SCÈNE VI
GROUPE DE COSAQUES ET D’AUTRES CAVALIERS DÉMONTÉS
UN CAPITAINE. – Place… place… je suis capitaine aux hussards de Bauer.
UN SOLDAT, se retournant. – Je me moque de toi… ma peau vaut autant que la tienne.
LE CAPITAINE. – Prends garde !
LE SOLDAT. – Prends garde toi-même !
(Ils se poussent.)
PLUSIEURS SOLDATS. – Jetez l’Autrichien en bas !…
LE CAPITAINE. – Allons… allons… camarades, ne nous fâchons pas.
UN HETTMANN, en passant. – Chacun pour soi !… Tâche de marcher droit !
(Il tient un long pistolet à la main.)
LE PREMIER SOLDAT, d’un ton sourd, au capitaine. – Tu passeras quand j’aurai passé !
(Il s’avance péniblement ; la colonne le suit en silence. On entend toujours des deux côtés la fusillade qui se rapproche. D’autres misérables défilent et tournent un à un l’angle du chemin. Tout à coup la fusillade en avant, à gauche, redouble ; cinq ou six balles arrivent en ricochant dans le sentier, des soldats tombent, et l’on aperçoit sur une roche, en face, de l’autre côté de la gorge, le feu roulant d’une compagnie de républicains. Grand tumulte en avant.)
CRIS LOINTAINS, en avant. – Halte ! halte !
AUTRES CRIS DERRIÈRE, à droite. – En avant !
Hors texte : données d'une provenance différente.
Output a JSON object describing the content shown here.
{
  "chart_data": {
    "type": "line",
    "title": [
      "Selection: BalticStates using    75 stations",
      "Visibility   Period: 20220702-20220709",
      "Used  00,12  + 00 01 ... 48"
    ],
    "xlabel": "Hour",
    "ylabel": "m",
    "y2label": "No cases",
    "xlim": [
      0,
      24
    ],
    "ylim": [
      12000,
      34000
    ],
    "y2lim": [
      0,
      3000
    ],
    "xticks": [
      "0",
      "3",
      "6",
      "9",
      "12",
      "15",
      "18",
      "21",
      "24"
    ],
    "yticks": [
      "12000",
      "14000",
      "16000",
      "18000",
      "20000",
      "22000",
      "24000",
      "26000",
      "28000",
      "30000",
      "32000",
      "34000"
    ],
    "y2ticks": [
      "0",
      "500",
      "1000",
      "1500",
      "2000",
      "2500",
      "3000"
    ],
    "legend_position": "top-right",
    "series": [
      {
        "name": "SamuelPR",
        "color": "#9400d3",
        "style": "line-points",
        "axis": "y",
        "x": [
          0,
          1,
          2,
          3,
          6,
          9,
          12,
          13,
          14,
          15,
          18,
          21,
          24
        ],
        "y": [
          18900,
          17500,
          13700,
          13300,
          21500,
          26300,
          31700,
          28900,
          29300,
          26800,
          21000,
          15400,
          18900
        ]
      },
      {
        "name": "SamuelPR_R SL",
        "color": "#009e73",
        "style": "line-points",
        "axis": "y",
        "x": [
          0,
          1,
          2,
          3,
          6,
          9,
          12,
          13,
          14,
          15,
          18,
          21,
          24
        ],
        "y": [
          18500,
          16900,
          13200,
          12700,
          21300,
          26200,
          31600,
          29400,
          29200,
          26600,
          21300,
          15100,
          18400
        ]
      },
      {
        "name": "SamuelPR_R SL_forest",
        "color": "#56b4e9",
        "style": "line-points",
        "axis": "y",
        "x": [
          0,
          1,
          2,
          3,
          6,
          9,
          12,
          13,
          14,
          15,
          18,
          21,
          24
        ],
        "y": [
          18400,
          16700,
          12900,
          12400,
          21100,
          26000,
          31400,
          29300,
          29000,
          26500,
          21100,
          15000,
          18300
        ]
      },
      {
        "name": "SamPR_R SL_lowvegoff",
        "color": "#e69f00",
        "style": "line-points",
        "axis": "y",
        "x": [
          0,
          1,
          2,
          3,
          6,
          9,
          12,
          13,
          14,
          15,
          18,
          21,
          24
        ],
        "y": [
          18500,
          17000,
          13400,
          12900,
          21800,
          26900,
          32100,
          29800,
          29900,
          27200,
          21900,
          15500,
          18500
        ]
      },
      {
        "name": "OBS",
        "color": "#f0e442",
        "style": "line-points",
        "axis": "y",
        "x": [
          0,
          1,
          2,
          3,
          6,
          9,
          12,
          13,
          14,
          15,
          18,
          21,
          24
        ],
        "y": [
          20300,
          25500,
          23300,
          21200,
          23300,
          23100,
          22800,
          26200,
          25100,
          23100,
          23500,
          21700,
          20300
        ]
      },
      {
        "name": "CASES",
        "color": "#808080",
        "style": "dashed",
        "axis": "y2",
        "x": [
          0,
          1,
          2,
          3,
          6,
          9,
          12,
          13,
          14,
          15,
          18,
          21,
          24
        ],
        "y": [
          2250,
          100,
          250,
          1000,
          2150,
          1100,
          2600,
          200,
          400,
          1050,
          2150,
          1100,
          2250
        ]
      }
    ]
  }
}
UN OFFICIER, arrivant au tournant du chemin, à gauche, s’arrête et crie : – Halte ! Nous sommes coupés… Les républicains arrivent !
UN SOLDAT, derrière l’officier. – Avanceras-tu ?
(Il essaye de le pousser avec sa baïonnette. L’officier se retourne et lui lance un coup de sabre. Tous deux glissent et s’accrochent.)
L’OFFICIER, d’une voix sourde et haletante. – Ah ! brigand !…
LE SOLDAT. – Tu tomberas avec moi !…
D’AUTRES, poussant par derrière. – Avancez !… avancez !…
(Le feu redouble et se rapproche à droite et à gauche. Malgré la résistance de ceux qui rebroussent chemin, la colonne qui défile se remet en marche. Arrive un nouveau groupe de cavaliers démontés et de fantassins, pêle-mêle ; derrière ce groupe s’avancent Hattouine et Ivanowna. Hattouine est assise sur son vieux bidet, Ivanowna tient la bride. Puis on aperçoit Ivanowitche à cheval, le drapeau russe à la main, au milieu d’une compagnie de grenadiers de Rymnik, qui reculent en combattant. Un vieux tambour, à longues moustaches grises, debout à côté d’Ivanowitche, bat la grenadière d’un air impassible.)